«Lo capisco, perché indubbiamente è difficile da spiegare ai cittadini come, dopo un omicidio, la condanna sia di 14 anni e, dopo non molti anni, il condannato possa uscire...».
E il giorno dopo quel tragico volo che ha lasciato sul cemento, inerme, a pochi passi dal sagrato del Duomo, il corpo senza vita di Emanuele De Maria e che ha messo fine ad una storia a cui si cerca di dare una spiegazione, i dubbi e le domande del sindaco Giuseppe Sala sono gli stessi di tanti, se non di tutti. Il giorno dopo resta lo sgomento per una storia assurda. Restano la morte di Chamila Wijesuriya, la 50enne cingalese ritrovata cadavere tra la boscaglia del Parco Nord, le coltellate al collega barman dell'Hotel Berna, ferito a morte ma fortunatamente salvo, la cella vuota del carcere di Bollate da cui il 35enne napoletano usciva per andare al lavoro mentre stava scontando una pena di omicidio in regime di articolo 21. «Queste sono le leggi però, per cui non saprei neanche che commento fare- continua il sindaco- Certamente, è una faccenda molto cruenta...».

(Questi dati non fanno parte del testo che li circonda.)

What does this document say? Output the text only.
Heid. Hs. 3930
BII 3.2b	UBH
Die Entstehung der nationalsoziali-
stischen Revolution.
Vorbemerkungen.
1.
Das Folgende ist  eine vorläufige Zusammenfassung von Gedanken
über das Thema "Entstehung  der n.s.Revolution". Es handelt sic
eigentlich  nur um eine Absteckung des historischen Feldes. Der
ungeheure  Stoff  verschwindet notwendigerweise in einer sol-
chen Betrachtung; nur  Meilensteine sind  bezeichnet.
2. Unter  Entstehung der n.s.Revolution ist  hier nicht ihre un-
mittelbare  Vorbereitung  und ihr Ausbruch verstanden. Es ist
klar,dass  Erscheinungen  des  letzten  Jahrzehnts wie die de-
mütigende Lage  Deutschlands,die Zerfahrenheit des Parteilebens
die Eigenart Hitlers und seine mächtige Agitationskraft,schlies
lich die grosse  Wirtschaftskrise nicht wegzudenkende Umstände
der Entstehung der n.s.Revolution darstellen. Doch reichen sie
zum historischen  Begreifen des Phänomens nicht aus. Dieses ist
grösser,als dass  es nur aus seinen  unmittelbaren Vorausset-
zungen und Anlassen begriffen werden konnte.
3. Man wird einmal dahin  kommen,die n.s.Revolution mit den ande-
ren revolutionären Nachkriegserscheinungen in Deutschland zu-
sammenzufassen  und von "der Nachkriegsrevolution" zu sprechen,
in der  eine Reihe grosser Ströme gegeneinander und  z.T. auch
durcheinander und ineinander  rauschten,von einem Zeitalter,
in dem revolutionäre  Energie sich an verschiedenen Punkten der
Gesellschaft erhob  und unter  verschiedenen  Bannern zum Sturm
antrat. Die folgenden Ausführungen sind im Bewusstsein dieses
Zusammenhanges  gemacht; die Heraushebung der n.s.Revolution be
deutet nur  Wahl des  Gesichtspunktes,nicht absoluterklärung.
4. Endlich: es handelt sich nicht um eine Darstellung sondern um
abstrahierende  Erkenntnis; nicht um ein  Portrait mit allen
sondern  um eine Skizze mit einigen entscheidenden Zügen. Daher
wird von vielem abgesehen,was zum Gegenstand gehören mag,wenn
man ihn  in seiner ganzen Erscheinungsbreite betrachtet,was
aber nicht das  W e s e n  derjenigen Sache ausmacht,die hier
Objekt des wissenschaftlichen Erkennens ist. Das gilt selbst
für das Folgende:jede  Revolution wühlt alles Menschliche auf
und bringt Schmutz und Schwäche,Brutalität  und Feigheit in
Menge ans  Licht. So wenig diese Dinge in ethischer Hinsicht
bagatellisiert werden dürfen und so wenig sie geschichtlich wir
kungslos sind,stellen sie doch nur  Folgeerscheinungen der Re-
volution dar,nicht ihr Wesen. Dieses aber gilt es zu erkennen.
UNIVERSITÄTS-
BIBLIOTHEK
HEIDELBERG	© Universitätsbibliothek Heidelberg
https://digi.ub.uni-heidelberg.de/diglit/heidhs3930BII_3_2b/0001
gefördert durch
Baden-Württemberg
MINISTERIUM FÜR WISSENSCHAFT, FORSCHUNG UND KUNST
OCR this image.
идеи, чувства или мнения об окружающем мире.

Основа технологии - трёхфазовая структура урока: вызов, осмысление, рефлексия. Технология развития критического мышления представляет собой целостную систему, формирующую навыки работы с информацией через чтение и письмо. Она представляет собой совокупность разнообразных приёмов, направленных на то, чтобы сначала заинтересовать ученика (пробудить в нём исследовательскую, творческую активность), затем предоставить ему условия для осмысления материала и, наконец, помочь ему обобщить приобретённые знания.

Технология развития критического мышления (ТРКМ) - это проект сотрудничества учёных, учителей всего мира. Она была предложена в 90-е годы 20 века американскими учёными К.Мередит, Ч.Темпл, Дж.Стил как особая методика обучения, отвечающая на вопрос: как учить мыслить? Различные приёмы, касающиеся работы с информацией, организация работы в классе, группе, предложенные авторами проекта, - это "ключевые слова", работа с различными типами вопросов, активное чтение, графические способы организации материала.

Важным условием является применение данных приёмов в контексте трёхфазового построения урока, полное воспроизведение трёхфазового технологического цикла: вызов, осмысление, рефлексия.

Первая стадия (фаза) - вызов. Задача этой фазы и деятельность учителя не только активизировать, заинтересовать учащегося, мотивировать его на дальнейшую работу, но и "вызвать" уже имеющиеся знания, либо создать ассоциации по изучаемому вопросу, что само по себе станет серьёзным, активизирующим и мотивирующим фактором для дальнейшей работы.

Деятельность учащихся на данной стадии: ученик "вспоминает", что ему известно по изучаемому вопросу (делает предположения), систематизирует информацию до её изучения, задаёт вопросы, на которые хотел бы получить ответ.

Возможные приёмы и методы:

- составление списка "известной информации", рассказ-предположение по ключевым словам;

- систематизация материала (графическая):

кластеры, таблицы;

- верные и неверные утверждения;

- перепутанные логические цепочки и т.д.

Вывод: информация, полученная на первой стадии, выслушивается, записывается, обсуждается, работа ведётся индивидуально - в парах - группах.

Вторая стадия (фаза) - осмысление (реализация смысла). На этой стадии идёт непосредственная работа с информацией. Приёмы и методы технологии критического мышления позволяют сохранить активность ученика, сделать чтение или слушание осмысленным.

Una storia che, da qualsiasi parte si prenda, si fa fatica a comprendere e spiegare. Sul cemento di piazza Duomo il corpo senza vita di De Maria non racconta solo la sua fine ma anche quella di un percorso di riscatto, dopo un omicidio di una ragazza tunisina nel 2016 a Castelvolturno nel Casertano, che ritorna tragicamente al punto di partenza. Un dramma che racconta di un Pm che conferma «che aveva un piano per uccidere»; di una indagine che cercherà di chiarire il movente, gli ultimi spostamenti, le ore della fuga, dall'aggressione all'hotel di sabato mattina al momento in cui De Maria è salito in cima al Duomo per lanciarsi. Il suo cellulare non ancora stato trovato e potrebbe esserci la spiegazione di tante cose.
Il giorno dopo restano soprattutto una indagine del Ministero di Giustizia «per verificare le procedure che gli hanno permesso di uscire dal carcere per lavorare come receptionist» e le parole del suo avvocato che spiega come «mai avesse dato segni di squilibrio, che meritava quel lavoro, che è successo l'inimmaginabile». Ma resta anche la paura di chi nelle carceri lavora, come l'associazione Antigone, che un fatto di cronaca possa mettere in discussione strumenti come le misure alternative alla detenzione che riducono sette volte su dieci la recidiva rispetto a chi sconta la pena in cella.
Poprio ieri è stata presentata una interrogazione parlamentare all'attenzione dei ministri della Giustizia Nordio e dell'Interno Piantedosi: «C'è sempre una certa magistratura buonista troppo morbida nei confronti di alcuni carcerati- spiega il deputato di Fdi Riccardo De Corato- Accolgo con piacere questo faro del ministero di Grazia e Giustizia su una delicata questione come questa».